Another robot is tasked with maintaining the telescope’s laser targets, of which there are 2,225 distributed on FAST’s reflector. They are the reference points for measuring the surface shape of the dish, which is composed of aluminium plates with a thickness of only about 1 mm. The surface cannot bear the full weight of a person, and until now the solution was to attach a large balloon to maintenance personnel to support their weight – a weather-dependent and inefficient approach.

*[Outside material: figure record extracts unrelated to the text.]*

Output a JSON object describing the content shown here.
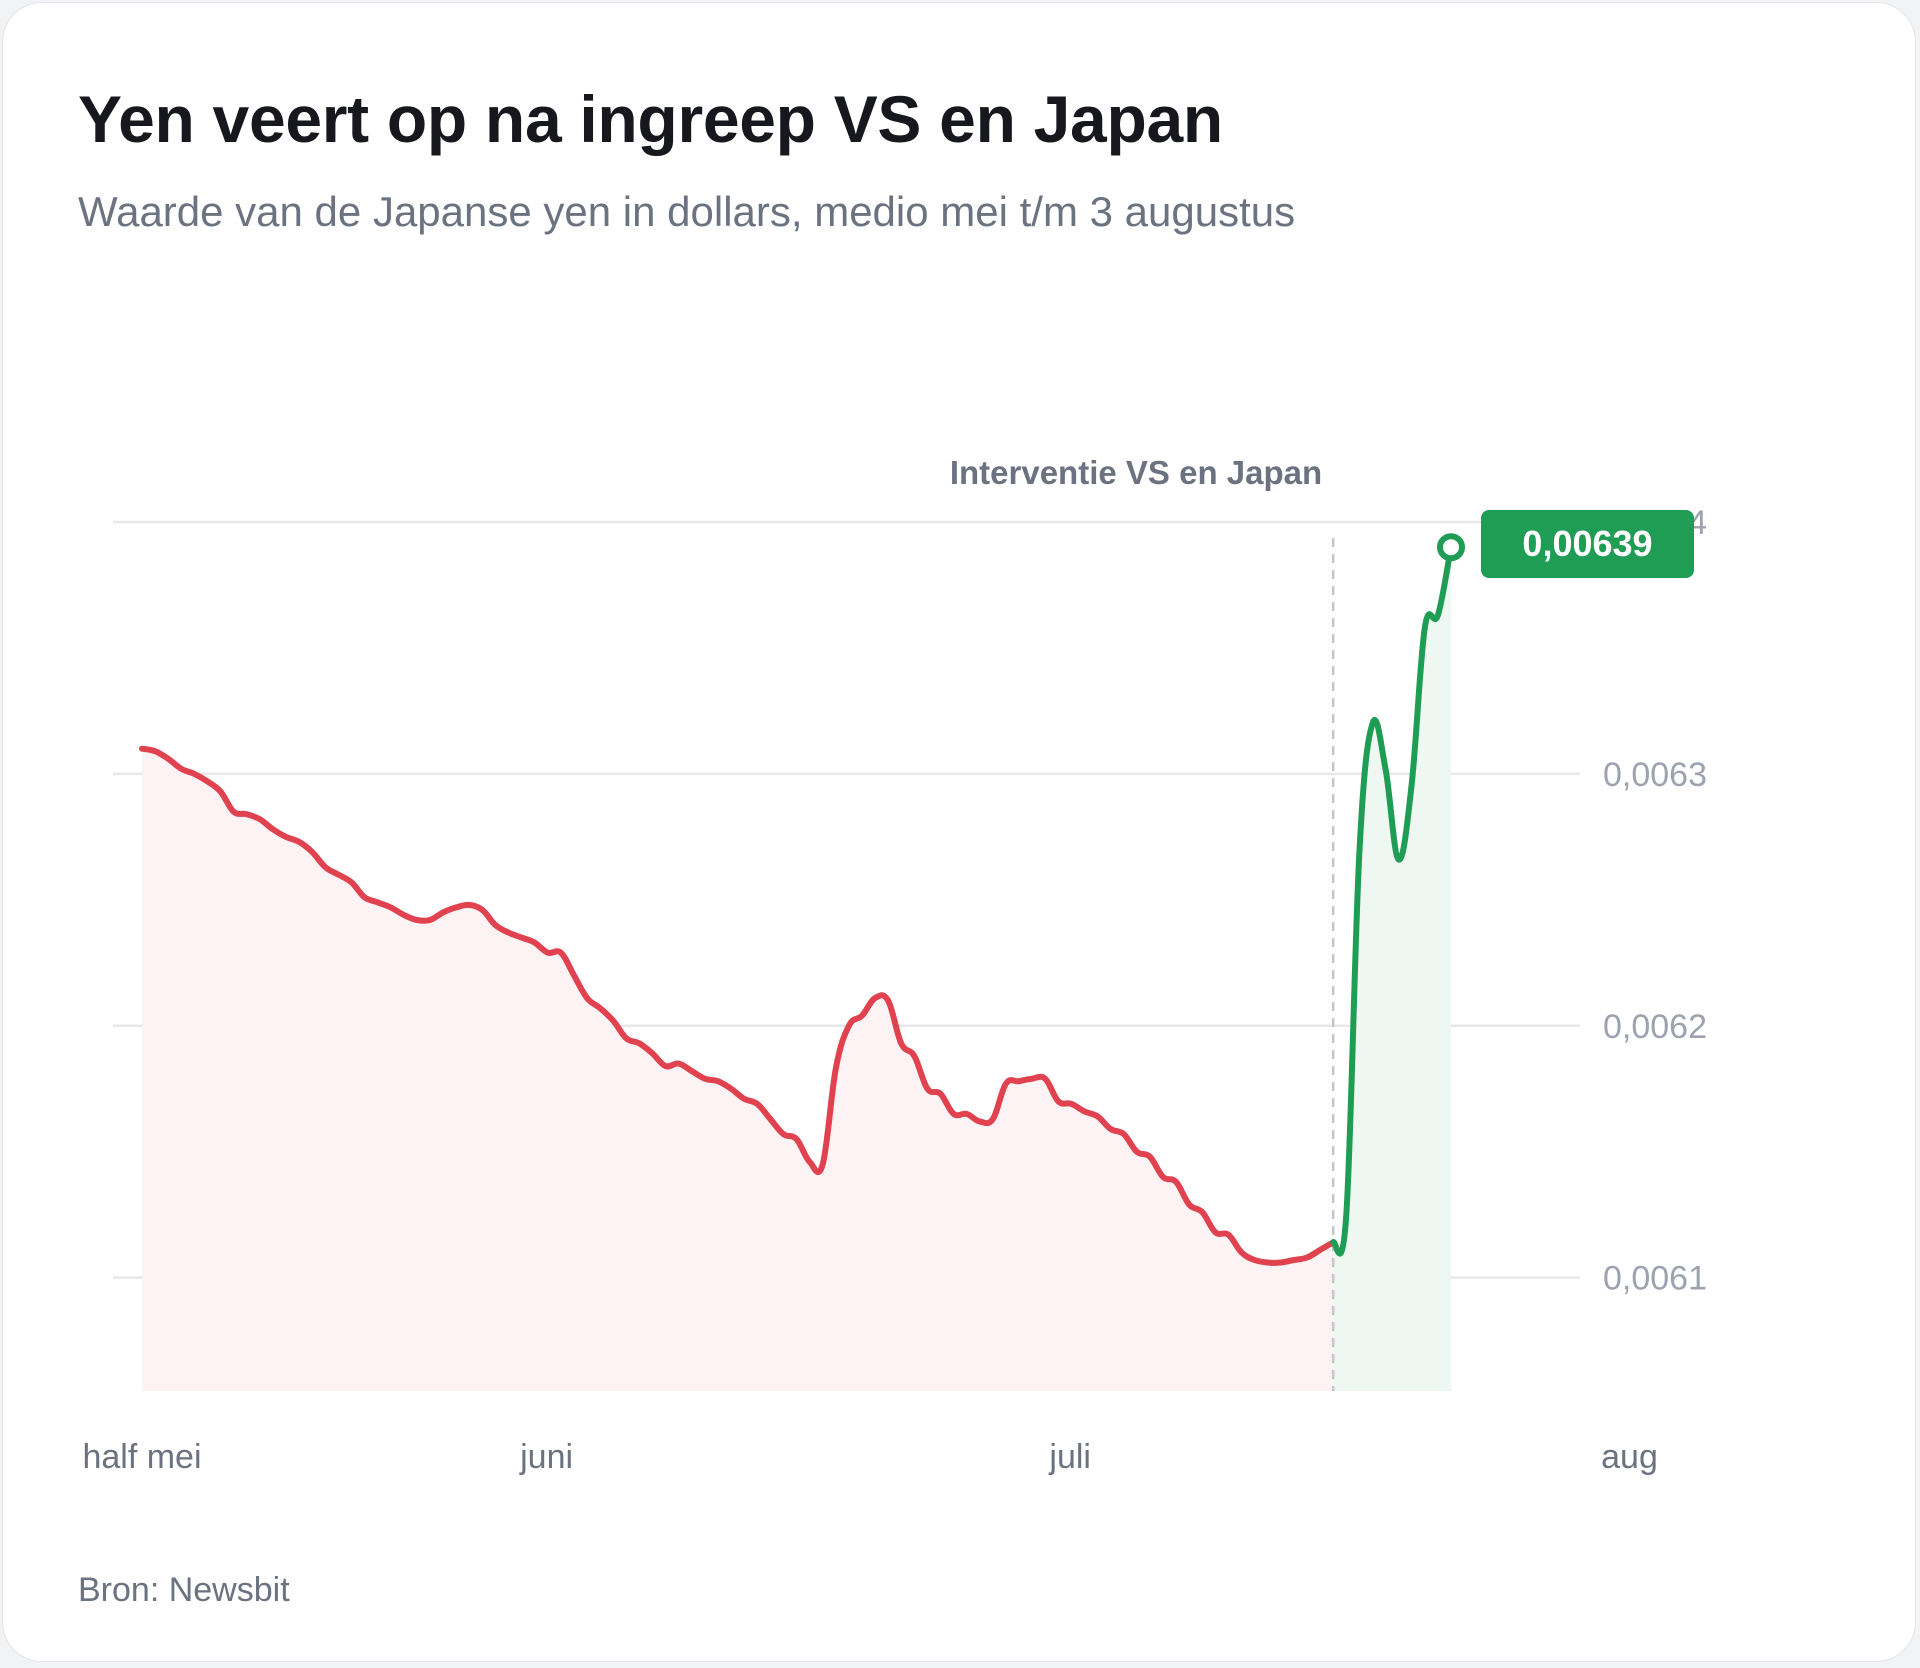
{
  "title": "Yen veert op na ingreep VS en Japan",
  "subtitle": "Waarde van de Japanse yen in dollars, medio mei t/m 3 augustus",
  "source": "Bron: Newsbit",
  "colors": {
    "decline": "#e0424f",
    "decline_fill": "#fdf3f4",
    "rise": "#1f9d55",
    "rise_fill": "#eff7f2",
    "grid": "#e7e8ea",
    "marker_line": "#c4c6ca"
  },
  "chart_data": {
    "type": "line",
    "xlabel": "",
    "ylabel": "",
    "ylim": [
      0.006055,
      0.0064
    ],
    "y_ticks": [
      {
        "value": 0.0061,
        "label": "0,0061"
      },
      {
        "value": 0.0062,
        "label": "0,0062"
      },
      {
        "value": 0.0063,
        "label": "0,0063"
      },
      {
        "value": 0.0064,
        "label": "0,0064"
      }
    ],
    "x_ticks": [
      {
        "day": 0,
        "label": "half mei"
      },
      {
        "day": 17,
        "label": "juni"
      },
      {
        "day": 39,
        "label": "juli"
      },
      {
        "day": 62.5,
        "label": "aug"
      }
    ],
    "grid": true,
    "annotation": {
      "label": "Interventie VS en Japan",
      "day": 60.5
    },
    "callout": {
      "label": "0,00639",
      "value": 0.00639
    },
    "series": [
      {
        "segment": "decline",
        "points": [
          [
            0,
            0.00631
          ],
          [
            0.55,
            0.006309
          ],
          [
            1.1,
            0.006306
          ],
          [
            1.65,
            0.006302
          ],
          [
            2.2,
            0.0063
          ],
          [
            2.75,
            0.006297
          ],
          [
            3.3,
            0.006293
          ],
          [
            3.85,
            0.006285
          ],
          [
            4.4,
            0.006284
          ],
          [
            4.95,
            0.006282
          ],
          [
            5.5,
            0.006278
          ],
          [
            6.05,
            0.006275
          ],
          [
            6.6,
            0.006273
          ],
          [
            7.15,
            0.006269
          ],
          [
            7.7,
            0.006263
          ],
          [
            8.25,
            0.00626
          ],
          [
            8.8,
            0.006257
          ],
          [
            9.35,
            0.006251
          ],
          [
            9.9,
            0.006249
          ],
          [
            10.45,
            0.006247
          ],
          [
            11.0,
            0.006244
          ],
          [
            11.55,
            0.006242
          ],
          [
            12.1,
            0.006242
          ],
          [
            12.65,
            0.006245
          ],
          [
            13.2,
            0.006247
          ],
          [
            13.75,
            0.006248
          ],
          [
            14.3,
            0.006246
          ],
          [
            14.85,
            0.00624
          ],
          [
            15.4,
            0.006237
          ],
          [
            15.95,
            0.006235
          ],
          [
            16.5,
            0.006233
          ],
          [
            17.05,
            0.006229
          ],
          [
            17.6,
            0.006229
          ],
          [
            18.15,
            0.00622
          ],
          [
            18.7,
            0.006211
          ],
          [
            19.25,
            0.006207
          ],
          [
            19.8,
            0.006202
          ],
          [
            20.35,
            0.006195
          ],
          [
            20.9,
            0.006193
          ],
          [
            21.45,
            0.006189
          ],
          [
            22.0,
            0.006184
          ],
          [
            22.55,
            0.006185
          ],
          [
            23.1,
            0.006182
          ],
          [
            23.65,
            0.006179
          ],
          [
            24.2,
            0.006178
          ],
          [
            24.75,
            0.006175
          ],
          [
            25.3,
            0.006171
          ],
          [
            25.85,
            0.006169
          ],
          [
            26.4,
            0.006163
          ],
          [
            26.95,
            0.006157
          ],
          [
            27.5,
            0.006155
          ],
          [
            28.05,
            0.006146
          ],
          [
            28.6,
            0.006145
          ],
          [
            29.15,
            0.006183
          ],
          [
            29.7,
            0.0062
          ],
          [
            30.25,
            0.006204
          ],
          [
            30.8,
            0.006211
          ],
          [
            31.35,
            0.00621
          ],
          [
            31.9,
            0.006193
          ],
          [
            32.45,
            0.006188
          ],
          [
            33.0,
            0.006175
          ],
          [
            33.55,
            0.006173
          ],
          [
            34.1,
            0.006165
          ],
          [
            34.65,
            0.006165
          ],
          [
            35.2,
            0.006162
          ],
          [
            35.75,
            0.006163
          ],
          [
            36.3,
            0.006177
          ],
          [
            36.85,
            0.006178
          ],
          [
            37.4,
            0.006179
          ],
          [
            37.95,
            0.006179
          ],
          [
            38.5,
            0.00617
          ],
          [
            39.05,
            0.006169
          ],
          [
            39.6,
            0.006166
          ],
          [
            40.15,
            0.006164
          ],
          [
            40.7,
            0.006159
          ],
          [
            41.25,
            0.006157
          ],
          [
            41.8,
            0.00615
          ],
          [
            42.35,
            0.006148
          ],
          [
            42.9,
            0.00614
          ],
          [
            43.45,
            0.006138
          ],
          [
            44.0,
            0.006129
          ],
          [
            44.55,
            0.006126
          ],
          [
            45.1,
            0.006118
          ],
          [
            45.65,
            0.006117
          ],
          [
            46.2,
            0.00611
          ],
          [
            46.75,
            0.006107
          ],
          [
            47.3,
            0.006106
          ],
          [
            47.85,
            0.006106
          ],
          [
            48.4,
            0.006107
          ],
          [
            48.95,
            0.006108
          ],
          [
            49.5,
            0.006111
          ],
          [
            50.05,
            0.006114
          ]
        ]
      },
      {
        "segment": "rise",
        "points": [
          [
            50.05,
            0.006114
          ],
          [
            50.6,
            0.006125
          ],
          [
            51.15,
            0.006269
          ],
          [
            51.7,
            0.00632
          ],
          [
            52.25,
            0.006302
          ],
          [
            52.8,
            0.006266
          ],
          [
            53.35,
            0.006296
          ],
          [
            53.9,
            0.006358
          ],
          [
            54.45,
            0.006363
          ],
          [
            55.0,
            0.00639
          ]
        ]
      }
    ]
  }
}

The new robot is lighter, more efficient, and can remove, clean and replace the targets by itself.

There are also robotic helpers to monitor radio interference, to disassemble and assemble the receivers, and to maintain the dish’s more than 2,000 hydraulic actuators, responsible for manipulating the reflective surface to direct waves from different directions into the receiver.

The robots operate during regular maintenance periods, to avoid interfering with the telescope’s astronomical observations.

This project was undertaken by the Guizhou Radio Astronomical Observatory with contributions from nine facilities including the National Astronomical Observatories of the Chinese Academy of Sciences and Harbin Institute of Technology.

The reflector laser target maintenance robot.